O romance da Casa do Douro é uma obra de se lhe tirar o
chapéu. Não lhe falta grandeza nem miséria, amores e desamores, temor e falta
de respeito, juras eternas de bem-querer, abandono e desleixo, acção e inércia,
bonança, tempestades, e vergonha e falta dela.
Outrora grande, poderosa, influente e até temida, a dama foi
perdendo vigor, foram-lhe subtraindo o poder de influência e mais os meios de
subsistência, serviram-se dela enquanto quiseram e porque ela deixou, para a
páginas tantas a despedirem como velha criada sem préstimo a quem mais não
resta do que enlouquecer e se por a cantar.
Num tempo de registos pouco elevados, nem a história lhe
respeitam. Depois de ter sido uma poderosa organização, a Casa do Douro,
associação da lavoura duriense, mirrou ao ponto de mais não restar do que o seu
enorme edifício sede, encalhado em terra firme, virado um verdadeiro “Titanic”

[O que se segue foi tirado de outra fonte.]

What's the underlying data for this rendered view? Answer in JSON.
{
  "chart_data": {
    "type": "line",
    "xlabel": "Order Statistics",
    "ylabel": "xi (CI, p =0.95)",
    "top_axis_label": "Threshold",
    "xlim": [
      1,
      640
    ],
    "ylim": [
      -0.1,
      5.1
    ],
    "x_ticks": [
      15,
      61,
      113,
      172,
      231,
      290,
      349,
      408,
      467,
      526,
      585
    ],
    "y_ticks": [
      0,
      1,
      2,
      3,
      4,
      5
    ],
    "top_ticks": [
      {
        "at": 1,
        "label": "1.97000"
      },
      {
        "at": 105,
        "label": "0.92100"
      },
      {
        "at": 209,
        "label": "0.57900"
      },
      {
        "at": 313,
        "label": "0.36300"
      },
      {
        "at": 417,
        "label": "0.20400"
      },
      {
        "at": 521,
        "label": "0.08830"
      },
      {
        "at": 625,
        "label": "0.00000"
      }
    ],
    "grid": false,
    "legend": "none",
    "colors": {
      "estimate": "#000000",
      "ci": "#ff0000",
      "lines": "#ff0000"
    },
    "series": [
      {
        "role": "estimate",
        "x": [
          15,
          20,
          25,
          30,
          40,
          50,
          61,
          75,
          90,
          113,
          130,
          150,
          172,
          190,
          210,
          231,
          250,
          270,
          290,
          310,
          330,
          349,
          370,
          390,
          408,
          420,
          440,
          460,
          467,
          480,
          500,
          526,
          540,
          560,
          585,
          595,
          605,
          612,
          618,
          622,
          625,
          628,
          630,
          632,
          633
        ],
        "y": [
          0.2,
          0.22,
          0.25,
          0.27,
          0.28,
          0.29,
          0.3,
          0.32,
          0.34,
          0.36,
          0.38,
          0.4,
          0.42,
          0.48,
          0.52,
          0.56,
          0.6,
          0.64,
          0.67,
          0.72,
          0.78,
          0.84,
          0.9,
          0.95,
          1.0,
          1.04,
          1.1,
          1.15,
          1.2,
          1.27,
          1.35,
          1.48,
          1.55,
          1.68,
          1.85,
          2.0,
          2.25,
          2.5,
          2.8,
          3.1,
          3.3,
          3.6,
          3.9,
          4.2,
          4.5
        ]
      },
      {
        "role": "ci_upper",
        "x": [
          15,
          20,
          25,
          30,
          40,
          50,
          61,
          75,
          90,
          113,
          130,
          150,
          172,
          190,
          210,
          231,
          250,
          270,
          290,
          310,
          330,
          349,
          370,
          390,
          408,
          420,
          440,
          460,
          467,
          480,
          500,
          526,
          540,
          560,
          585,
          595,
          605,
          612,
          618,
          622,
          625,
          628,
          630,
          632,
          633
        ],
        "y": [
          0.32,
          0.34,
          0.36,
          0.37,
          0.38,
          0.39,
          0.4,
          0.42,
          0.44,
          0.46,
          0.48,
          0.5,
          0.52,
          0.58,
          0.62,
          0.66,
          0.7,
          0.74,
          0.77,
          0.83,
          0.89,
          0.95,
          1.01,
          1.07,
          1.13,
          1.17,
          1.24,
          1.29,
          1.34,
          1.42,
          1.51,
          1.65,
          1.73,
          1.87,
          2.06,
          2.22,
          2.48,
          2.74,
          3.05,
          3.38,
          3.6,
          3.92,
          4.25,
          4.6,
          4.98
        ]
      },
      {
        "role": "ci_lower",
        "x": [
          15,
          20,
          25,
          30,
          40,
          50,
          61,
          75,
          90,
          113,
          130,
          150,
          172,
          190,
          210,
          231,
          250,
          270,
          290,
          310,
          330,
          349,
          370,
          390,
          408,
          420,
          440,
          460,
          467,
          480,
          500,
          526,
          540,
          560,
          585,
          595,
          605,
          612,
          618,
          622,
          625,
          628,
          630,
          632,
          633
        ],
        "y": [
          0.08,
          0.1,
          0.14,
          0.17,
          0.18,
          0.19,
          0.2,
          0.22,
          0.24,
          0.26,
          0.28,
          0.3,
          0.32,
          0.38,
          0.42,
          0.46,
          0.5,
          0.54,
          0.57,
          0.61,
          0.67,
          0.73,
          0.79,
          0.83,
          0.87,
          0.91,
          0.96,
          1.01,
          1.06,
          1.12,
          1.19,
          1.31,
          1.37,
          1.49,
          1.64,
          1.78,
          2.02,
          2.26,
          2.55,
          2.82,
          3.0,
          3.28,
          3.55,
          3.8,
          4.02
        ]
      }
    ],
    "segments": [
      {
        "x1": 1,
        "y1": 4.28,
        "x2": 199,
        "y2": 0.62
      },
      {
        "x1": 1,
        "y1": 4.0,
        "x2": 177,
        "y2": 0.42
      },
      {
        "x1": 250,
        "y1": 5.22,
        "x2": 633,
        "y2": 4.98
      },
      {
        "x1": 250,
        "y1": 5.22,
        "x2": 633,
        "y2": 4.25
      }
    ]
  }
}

abalroado por interesses entrecruzados e minado pela inércia de um sector que
não sabe a força que tem, enquanto anda entretido a criar rótulos para meia
dúzia de garrafas da lavra de cada um.
Ao longo de seis décadas, a Casa do Douro regulou uma das
mais importantes actividades económicas do nosso país. Depois, num contexto que
daria para um tese de mestrado, a meio da década de noventa do século passado
alterou-se o quadro institucional da Região Demarcada do Douro passando o mando
delegado pelo Estado à Casa do Douro para outro organismo então criado, a
CIRDD, integrada depois no IVDP, com a promessa das respectivas contrapartidas
financeiras uma vez que a retirada do poder regulatório, implicou a consequente
perda de receitas.
Não passou de balelas no entanto semelhante prometer em
escrito levado pelo vento, apesar de solene. Depois para piorar, um negócio
eventualmente bem pensado mas muito mal sucedido, levou pela pia abaixo um
montão de notas em posse própria, e mais outro que se pediu em empréstimo.
Somado a isto a compra de excedentes anuais de vinho para que os túneis nas
adegas particulares se esvaziassem, com recurso a dinheiros emprestados levou a
uma situação de dívida de um ror de milhões de euros. Cento e sessenta milhões
de euros, cada dia a somar por causa dos juros é em quanto vai.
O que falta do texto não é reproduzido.